Depending on your available memory, data set size, and whether you store any other type of data in the redis instance you might consider running a 32bit redis server to keep the memory usage down. A 32b instance should be able to keep a lot of this type of data in a small chunk of memory, but if running the normal 64 bit Redis isn't taking too much memory feel free to use it. As always test your own usage patterns to validate
In redis you could use multi to increment multiple keys at the same time.
I had some bad experience with MongoDB, i have found that it can be really tricky when you have a lot of writes to it...
you can look at this link for more info and don't forget to read the part that says "MongoDB uses 1 BFGL (big f***ing global lock)" (which maybe already improved in version 2.x - i didn't check it)
On the other hand, i had a good experience with Redis, i am using it for a lot of read / writes and it works great.
you can find more information about how i am using Redis (to get a feeling about the amount of concurrent reads / writes) here: http://engineering.picscout.com/2011/11/redis-as-messaging-framework.html
I would rather use pipelinethan multiif you don't need the atomic feature..

What level does mongodb write lock take place?

I am beginning to research technology for a project, that can have frequent large writes. I am wondering at what level does mongo write lock take place? Is it at the server level or database level? I have read http://www.mongodb.org/display/DOCS/How+does+concurrency+work but official documentation says. a write operation can block all other operations.

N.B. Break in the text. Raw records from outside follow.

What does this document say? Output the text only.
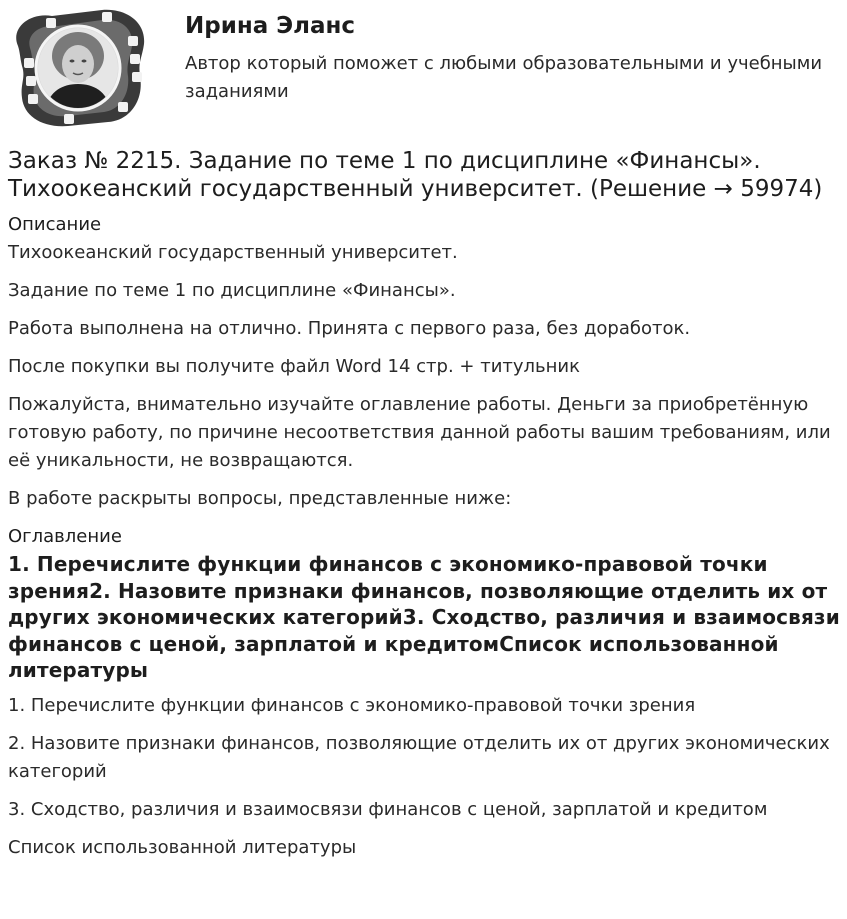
Ирина Эланс
Автор который поможет с любыми образовательными и учебными заданиями
Заказ № 2215. Задание по теме 1 по дисциплине «Финансы». Тихоокеанский государственный университет. (Решение → 59974)
Описание

Тихоокеанский государственный университет.

Задание по теме 1 по дисциплине «Финансы».

Работа выполнена на отлично. Принята с первого раза, без доработок.

После покупки вы получите файл Word 14 стр. + титульник

Пожалуйста, внимательно изучайте оглавление работы. Деньги за приобретённую готовую работу, по причине несоответствия данной работы вашим требованиям, или её уникальности, не возвращаются.

В работе раскрыты вопросы, представленные ниже:

Оглавление

1. Перечислите функции финансов с экономико-правовой точки зрения2. Назовите признаки финансов, позволяющие отделить их от других экономических категорий3. Сходство, различия и взаимосвязи финансов с ценой, зарплатой и кредитомСписок использованной литературы

1. Перечислите функции финансов с экономико-правовой точки зрения

2. Назовите признаки финансов, позволяющие отделить их от других экономических категорий

3. Сходство, различия и взаимосвязи финансов с ценой, зарплатой и кредитом

Список использованной литературы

To me this means write locks are server level but I am hoping they are db level. Could someone please confirm or deny this?
At the moment, MongoDB does indeed have a global server lock. However, there is some additional code that will release the lock in case memory blocks have to be loaded from disk. It uses lock-yielding for that. Although this does not solve all concurrency issues, it addresses quite a few of the generally associated problems. This post describes it well: http://blog.pythonisito.com/2011/12/mongodbs-write-lock.html
From MongoDB 2.2, there will be a database-level lock, and also more work on yielding is done.